Relationship between intracellular Ca<sup>2+</sup> and ROS during fluoride‐induced injury in SH‐SY5Y cells: Fid-Bau Portal

Relationship between intracellular Ca²⁺ and ROS during fluoride‐induced injury in SH‐SY5Y cells

Xu, Zhixia / Xu, Bayi / Xia, Tao / He, Weihong / Gao, Ping / Guo, Lijuan / Wang, Zhenglun / Niu, Qiang / Wang, Aiguo

The mechanisms underlying the neurotoxicology of endemic fluorosis still remain obscure.
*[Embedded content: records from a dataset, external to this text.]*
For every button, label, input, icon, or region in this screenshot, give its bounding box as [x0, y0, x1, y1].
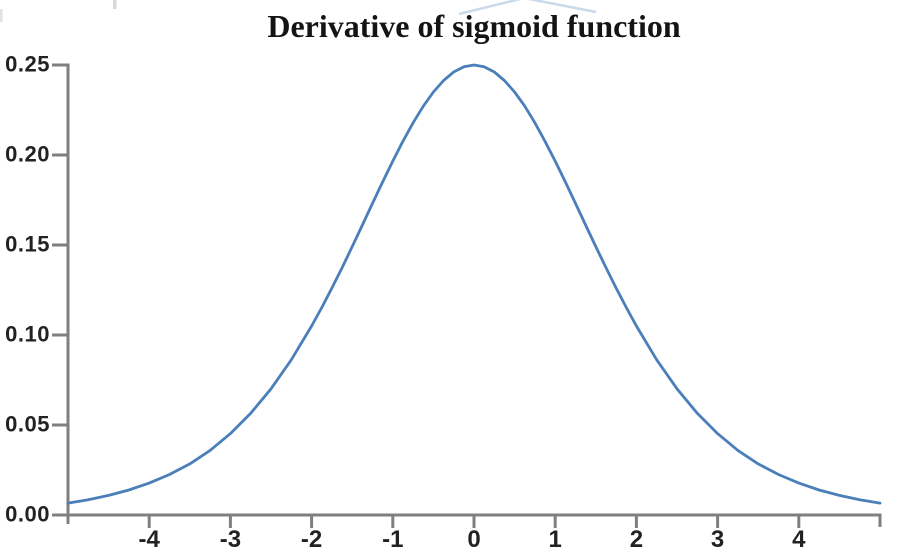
- x-tick-label: -1: [382, 526, 404, 553]
- cropped-artifact-top-stub: [113, 0, 117, 9]
- chart-title: Derivative of sigmoid function: [267, 8, 681, 44]
- y-tick-label: 0.00: [5, 501, 50, 527]
- x-tick-label: 4: [792, 526, 806, 553]
- y-tick-label: 0.15: [5, 231, 50, 257]
- y-tick-label: 0.05: [5, 411, 50, 437]
- x-tick-label: 0: [467, 526, 481, 553]
- tick-marks: [52, 63, 801, 528]
- x-tick-label: -4: [138, 526, 160, 553]
- x-tick-label: -3: [219, 526, 242, 553]
- x-tick-label: 2: [629, 526, 644, 553]
- sigmoid-derivative-curve: [66, 63, 882, 505]
- y-tick-label: 0.20: [5, 141, 50, 167]
- y-tick-label: 0.25: [5, 51, 50, 77]
- y-tick-label: 0.10: [5, 321, 50, 347]
- axes: [66, 63, 882, 527]
- x-tick-label: -2: [300, 526, 323, 553]
- x-tick-label: 1: [548, 526, 562, 553]
- x-tick-label: 3: [710, 526, 725, 553]
- cropped-artifact-left-edge: [0, 9, 3, 22]
- cropped-artifact-top-curve: [458, 0, 597, 16]
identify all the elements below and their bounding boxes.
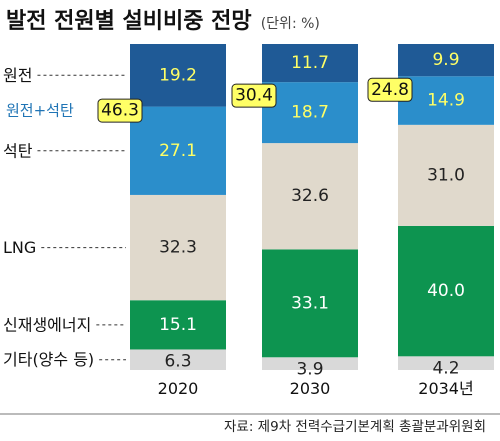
data-label: 14.9 — [427, 91, 465, 111]
data-label: 15.1 — [159, 315, 197, 335]
x-tick-label: 2020 — [158, 379, 199, 398]
bar-segment — [130, 44, 226, 107]
chart-header: 발전 전원별 설비비중 전망 (단위: %) — [6, 3, 320, 35]
bar-segment — [130, 349, 226, 370]
data-label: 27.1 — [159, 141, 197, 161]
data-label: 9.9 — [432, 50, 459, 70]
legend-label: LNG — [3, 238, 36, 257]
data-label: 3.9 — [296, 359, 323, 379]
chart-title: 발전 전원별 설비비중 전망 — [6, 9, 252, 34]
bar-segment — [130, 300, 226, 350]
x-tick-label: 2030 — [290, 379, 331, 398]
bar-segment — [398, 356, 494, 370]
source-note: 자료: 제9차 전력수급기본계획 총괄분과위원회 — [224, 419, 486, 435]
bar-segment — [398, 124, 494, 226]
combined-label: 원전+석탄 — [6, 102, 74, 120]
data-label: 6.3 — [164, 351, 191, 371]
bar-segment — [130, 194, 226, 301]
combined-value-label: 30.4 — [235, 86, 273, 106]
bar-segment — [398, 225, 494, 357]
data-label: 11.7 — [291, 53, 329, 73]
data-label: 4.2 — [432, 358, 459, 378]
combined-badge — [97, 98, 143, 123]
bar-segment — [130, 106, 226, 195]
unit-label: (단위: %) — [260, 16, 320, 32]
data-label: 31.0 — [427, 165, 465, 185]
combined-value-label: 24.8 — [371, 80, 409, 100]
data-label: 40.0 — [427, 281, 465, 301]
bar-segment — [262, 82, 358, 144]
data-label: 19.2 — [159, 65, 197, 85]
bar-segment — [262, 357, 358, 370]
combined-badge — [231, 83, 277, 108]
data-label: 32.6 — [291, 186, 329, 206]
bar-segment — [262, 44, 358, 83]
legend-label: 기타(양수 등) — [3, 350, 94, 369]
legend-label: 신재생에너지 — [3, 315, 91, 334]
legend-label: 석탄 — [3, 141, 33, 160]
bar-segment — [398, 44, 494, 77]
x-tick-label: 2034년 — [418, 379, 473, 398]
data-label: 32.3 — [159, 238, 197, 258]
bar-segment — [398, 76, 494, 125]
bar-segment — [262, 249, 358, 358]
combined-value-label: 46.3 — [101, 101, 139, 121]
legend-label: 원전 — [3, 66, 32, 85]
data-label: 18.7 — [291, 103, 329, 123]
bar-segment — [262, 143, 358, 250]
data-label: 33.1 — [291, 293, 329, 313]
combined-badge — [367, 77, 413, 102]
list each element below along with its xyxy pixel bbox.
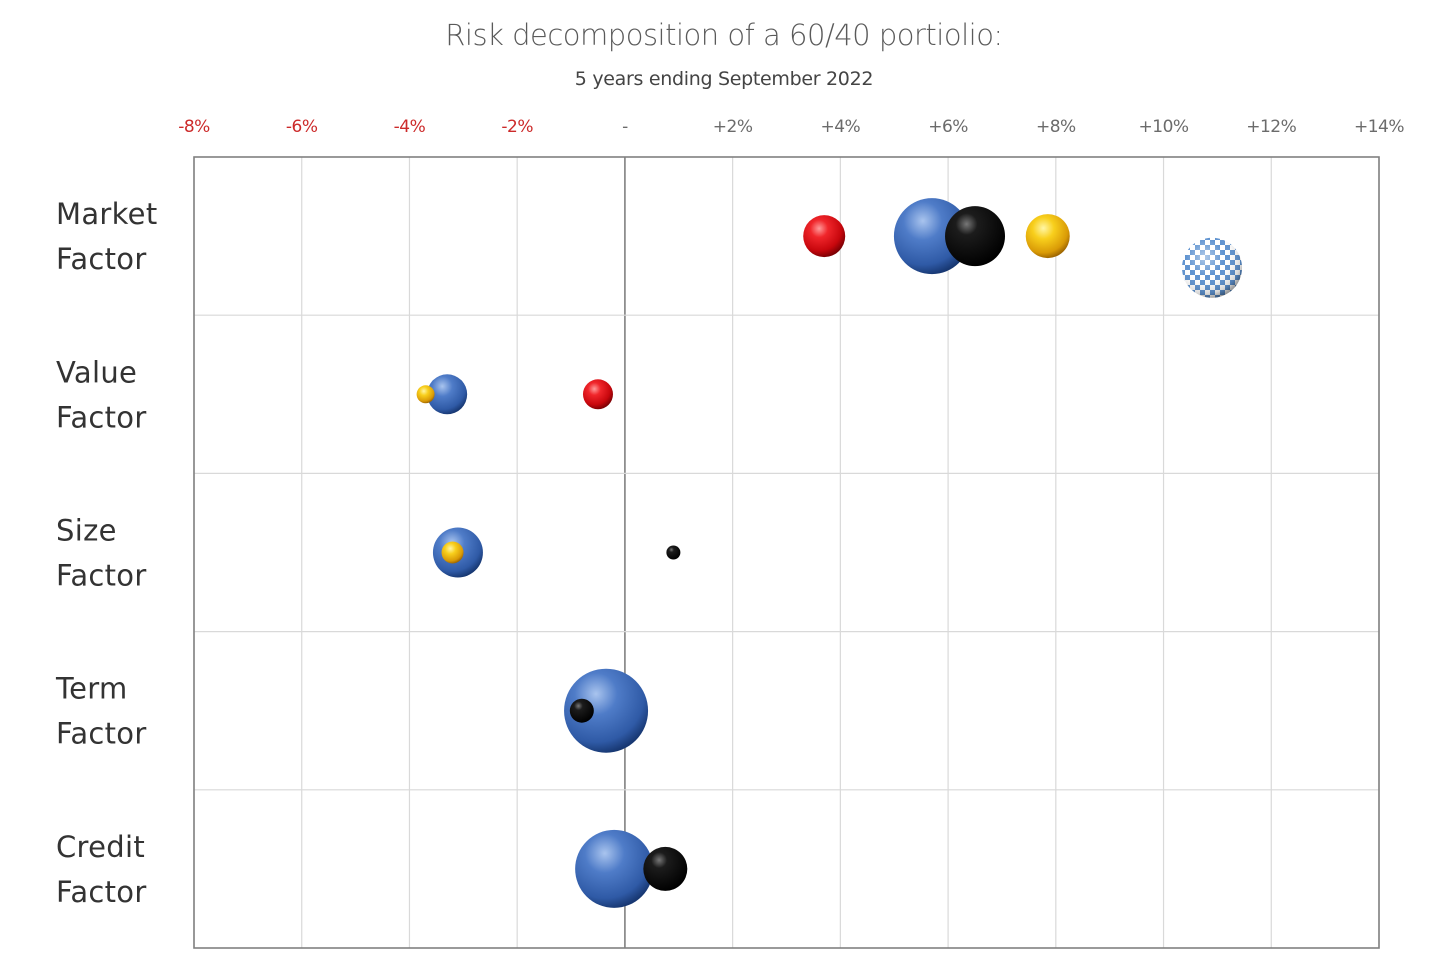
- bubble-gold: [1025, 214, 1070, 259]
- chart-title: Risk decomposition of a 60/40 portiolio:: [445, 18, 1003, 52]
- x-tick-label: +10%: [1139, 117, 1189, 137]
- row-label: Factor: [56, 242, 147, 276]
- x-tick-label: -: [622, 117, 628, 137]
- bubble-gold: [441, 541, 464, 564]
- row-label: Credit: [56, 830, 145, 864]
- x-tick-label: +6%: [928, 117, 968, 137]
- row-labels: Market Factor Value Factor Size Factor Term Fac…: [55, 197, 158, 909]
- x-tick-label: -2%: [501, 117, 533, 137]
- bubble-black: [643, 846, 688, 891]
- bubble-blue: [427, 374, 468, 415]
- plot-frame: [193, 156, 1380, 949]
- bubble-red: [803, 215, 846, 258]
- row-label: Factor: [56, 400, 147, 434]
- x-tick-label: +4%: [821, 117, 861, 137]
- row-label: Market: [56, 197, 158, 231]
- bubble-black: [945, 206, 1006, 267]
- bubble-gold: [416, 385, 435, 404]
- bubble-blue: [564, 668, 649, 753]
- x-tick-label: +8%: [1036, 117, 1076, 137]
- x-axis-ticks: -8% -6% -4% -2% - +2% +4% +6% +8% +10% +12% +14%: [178, 117, 1405, 137]
- chart-subtitle: 5 years ending September 2022: [574, 68, 874, 90]
- bubble-red: [582, 379, 613, 410]
- bubble-blue: [893, 198, 970, 275]
- grid: [193, 156, 1380, 949]
- bubble-shading: [1182, 237, 1243, 298]
- x-tick-label: -6%: [286, 117, 318, 137]
- bubble-blue: [575, 829, 654, 908]
- row-label: Factor: [56, 559, 147, 593]
- row-label: Term: [55, 672, 128, 706]
- x-tick-label: -8%: [178, 117, 210, 137]
- row-label: Size: [56, 514, 117, 548]
- row-label: Value: [56, 355, 137, 389]
- bubbles: [416, 198, 1243, 908]
- x-tick-label: +14%: [1354, 117, 1404, 137]
- x-tick-label: -4%: [394, 117, 426, 137]
- bubble-black: [666, 545, 681, 560]
- row-label: Factor: [56, 875, 147, 909]
- x-tick-label: +2%: [713, 117, 753, 137]
- row-label: Factor: [56, 717, 147, 751]
- x-tick-label: +12%: [1246, 117, 1296, 137]
- bubble-black: [569, 698, 594, 723]
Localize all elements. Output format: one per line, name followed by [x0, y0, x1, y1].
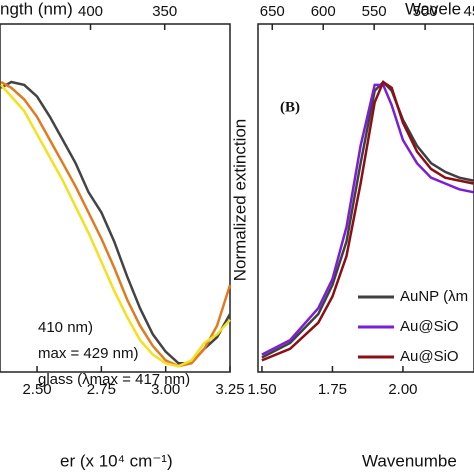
panel-label: (B)	[280, 99, 300, 115]
x2-tick-label: 500	[413, 3, 438, 20]
legend-label: 410 nm)	[38, 319, 93, 336]
y-axis-title: Normalized extinction	[230, 119, 249, 282]
x-tick-label: 1.50	[247, 381, 276, 398]
legend-label: max = 429 nm)	[38, 345, 138, 362]
x2-tick-label: 550	[362, 3, 387, 20]
x-tick-label: 3.00	[151, 381, 180, 398]
x2-tick-label: 450	[464, 3, 474, 20]
legend-label: glass (λmax = 417 nm)	[38, 371, 190, 388]
x-axis-title: Wavenumbe	[362, 451, 457, 470]
legend-label: Au@SiO	[400, 348, 459, 365]
x2-tick-label: 650	[260, 3, 285, 20]
x2-tick-label: 600	[311, 3, 336, 20]
plot-frame	[257, 23, 474, 373]
x2-tick-label: 400	[78, 3, 103, 20]
series-line	[0, 80, 232, 368]
x-tick-label: 2.00	[388, 381, 417, 398]
x-axis-title: er (x 10⁴ cm⁻¹)	[60, 451, 173, 470]
x-tick-label: 3.25	[215, 381, 244, 398]
legend-label: AuNP (λm	[400, 288, 468, 305]
top-axis-title: Wavele	[405, 0, 461, 18]
x-tick-label: 2.75	[87, 381, 116, 398]
plot-frame	[0, 23, 231, 373]
x-tick-label: 1.75	[318, 381, 347, 398]
x2-tick-label: 350	[152, 3, 177, 20]
x-tick-label: 2.50	[22, 381, 51, 398]
series-line	[261, 80, 474, 359]
top-axis-title: ngth (nm)	[0, 0, 73, 18]
legend-label: Au@SiO	[400, 318, 459, 335]
series-line	[261, 80, 474, 362]
series-line	[0, 80, 232, 365]
series-line	[0, 84, 231, 368]
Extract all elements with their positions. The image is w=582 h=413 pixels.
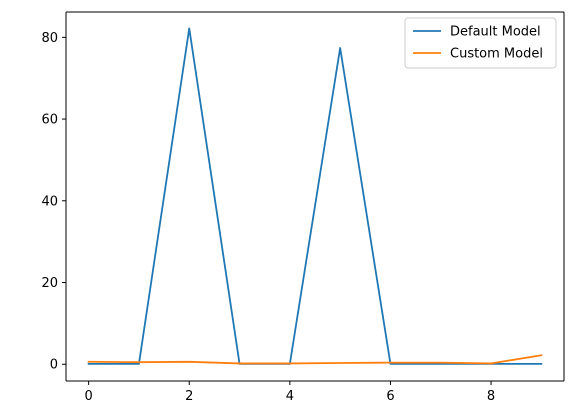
y-tick-label: 40 (41, 194, 58, 209)
legend: Default Model Custom Model (404, 17, 557, 69)
y-tick-label: 20 (41, 276, 58, 291)
x-tick-label: 4 (286, 389, 294, 404)
y-tick-label: 80 (41, 31, 58, 46)
legend-label: Custom Model (450, 47, 543, 62)
series-line-1 (87, 354, 543, 365)
y-tick-label: 0 (50, 358, 58, 373)
x-tick-label: 0 (84, 389, 92, 404)
legend-label: Default Model (450, 25, 541, 40)
plot-area (66, 12, 564, 381)
x-tick-label: 2 (185, 389, 193, 404)
series-layer (87, 27, 543, 365)
x-tick-label: 6 (386, 389, 394, 404)
x-tick-label: 8 (487, 389, 495, 404)
legend-box (404, 17, 557, 69)
y-tick-label: 60 (41, 113, 58, 128)
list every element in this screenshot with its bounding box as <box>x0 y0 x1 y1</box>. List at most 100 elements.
To explore lactate dehydrogenase (LDH) leakage, intracellular Ca²⁺ concentration ([Ca²⁺]_i) and reactive oxygen species (ROS) production induced by fluoride, human neuroblastoma (SH‐SY5Y) cells were incubated with sodium fluoride (NaF, 20, 40, 80 mg/L) for 24 h, with 40 mg/L NaF for 3, 6, 12, 18, 24 h, and N‐acetyl‐L‐cysteine (NAC), ethyleneglycol‐bis‐(β‐aminoethyl ether)‐N,N,N′,N′‐tetraacetic acid (EGTA), 1,2‐bis(O‐aminophenoxy)ethane‐N,N,N′,N′‐tetraacetic acid tetra(acetoxymethyl) ester (BAPTA‐AM) alone or combined with fluoride (40 mg/L) respectively for 12 h in vitro. The results showed that the LDH levels in the 40 and 80 mg/L fluoride‐treated groups were significantly higher than that of the control group (in the test level of 0.05, the difference were statistical significance). [Ca²⁺]_i and ROS reached a peak at 3 h and 12 h respectively after exposure to 40 mg/L fluoride. Fluoride coincubated with NAC (antioxidant) dramatically decreased ROS and LDH levels compared with the fluoride only group (in the test level of 0.05, the difference were statistical significance). However, fluoride‐induced increase in [Ca²⁺]_i was not affected by NAC. BAPTA‐AM (intracellular calcium chelator) markedly lowered fluoride‐induced increase of [Ca²⁺]_i, ROS and LDH levels while EGTA (extracellular calcium chelator) have no effects on them. These results indicate that fluoride‐related Ca²⁺ release from the site of intracellular calcium storage causes the elevation of ROS contributing to the cytotoxicity in SH‐SY5Y cells. © 2011 Wiley Periodicals, Inc. Environ Toxicol, 2013.